Any one able to help at all?
So I've narrowed it down to the following:
grammar http;
header_field: 'H:' OWS* 'a' OWS*;
SP: ' ';
OWS: SP | HTAB;
HTAB: '\t'
with the following input:
H: a
which gives me the following error:
line 1:2 extraneous input ' ' expecting {'a', OWS}
And the following parse tree:

Oddly, when I move the definition of SP to below the definition of OWS, it works fine. Though doing the same in the real http.g4 grammar file makes things worse. Removing the space in the input also works, but this is not ideal.
Any help would be much appreciated.
I've been working on this here if anyone wants to jump in.
https://github.com/teverett/grammars-v4/tree/http
I don't know what I'm doing wrong, but that branch gives me the following errors:
line 1:5 mismatched input '/url?sa=t&source=web&rct=j&url=https://zh.wikipedia.org/zh-hans/111&ved=2ahUKEwjhwLuRtbjiAhUPRK0KHRSjDpwQFjAKegQIAxAB' expecting '/'
line 1:123 mismatched input 'HTTP/1.1' expecting 'HTTP/'
line 2:0 mismatched input 'Host:' expecting {'\n', TCHAR}
I've not changed anything and using the test case in that branch as well.

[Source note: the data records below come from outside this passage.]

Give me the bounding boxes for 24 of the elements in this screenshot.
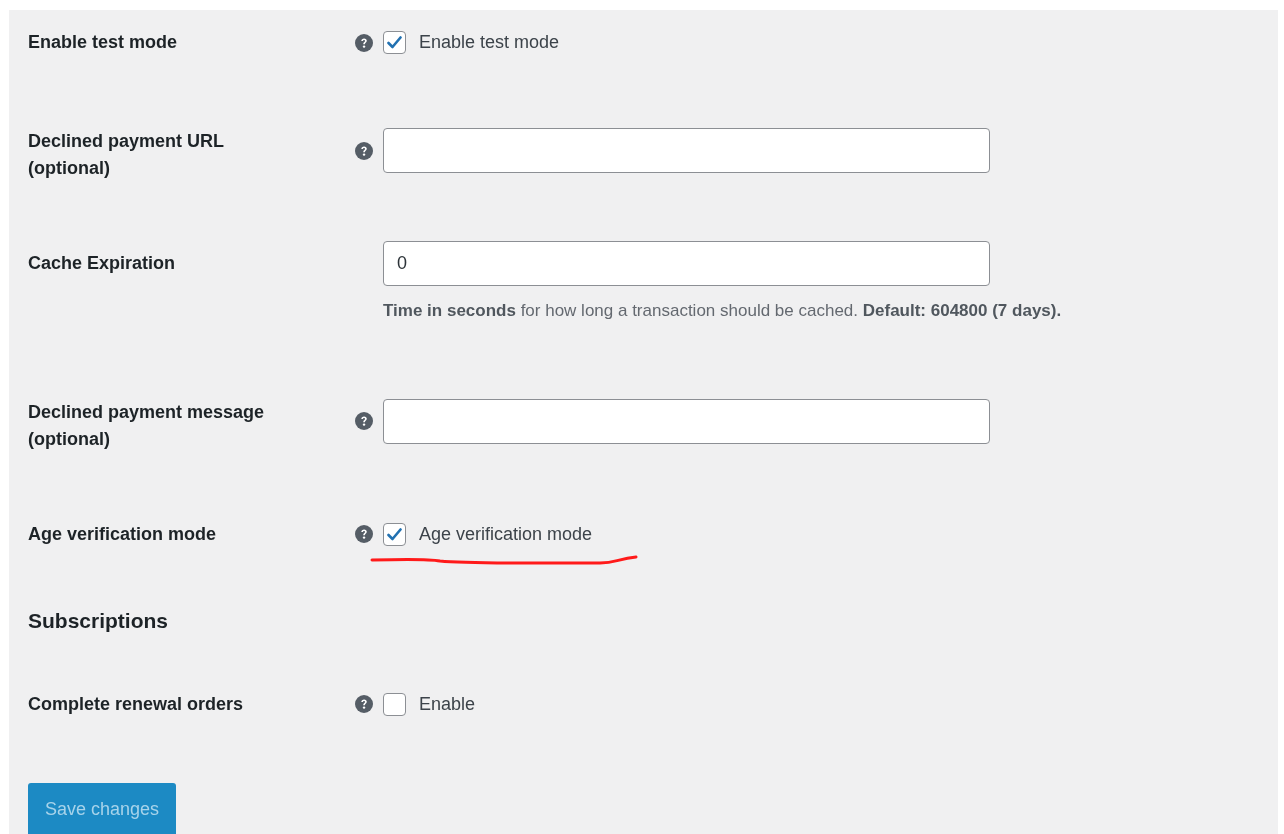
- help-icon[interactable]: [355, 33, 373, 52]
- field-label: Declined payment URL (optional): [28, 130, 225, 180]
- help-icon[interactable]: [355, 412, 373, 430]
- checkmark-icon: [387, 527, 402, 541]
- checkbox[interactable]: [383, 31, 406, 54]
- section-heading: Subscriptions: [28, 608, 170, 633]
- checkbox[interactable]: [383, 692, 406, 716]
- help-icon[interactable]: [355, 525, 373, 543]
- checkbox-label[interactable]: Enable: [419, 690, 476, 718]
- field-label: Declined payment message (optional): [28, 400, 266, 451]
- field-label: Complete renewal orders: [28, 692, 244, 716]
- text-field[interactable]: [383, 128, 990, 173]
- field-description: Time in seconds for how long a transaction should be cached. Default: 604800 (7 days).: [383, 300, 1062, 322]
- field-label: Age verification mode: [28, 522, 217, 546]
- checkmark-icon: [387, 36, 402, 49]
- checkbox-label[interactable]: Age verification mode: [419, 520, 593, 548]
- field-label: Cache Expiration: [28, 252, 176, 275]
- text-field[interactable]: [383, 398, 990, 444]
- text-field[interactable]: 0: [383, 241, 990, 286]
- checkbox-label[interactable]: Enable test mode: [419, 29, 560, 56]
- field-label: Enable test mode: [28, 31, 178, 54]
- help-icon[interactable]: [355, 695, 373, 713]
- help-icon[interactable]: [355, 141, 373, 160]
- checkbox[interactable]: [383, 522, 406, 546]
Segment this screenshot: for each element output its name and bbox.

@hoshsadiq its a work in progress.
@teverett I noticed the branch is gone without it being merged. were you ever able to finish it?
Hello @teverett , First thank you for the effort in providing a grammar for the HTTP protocol requests. It seems that I am finding the same bugs as the other users in this thread; so I was wondering if you had the chance to manage them or if the project is in a standby. Thank you for your time!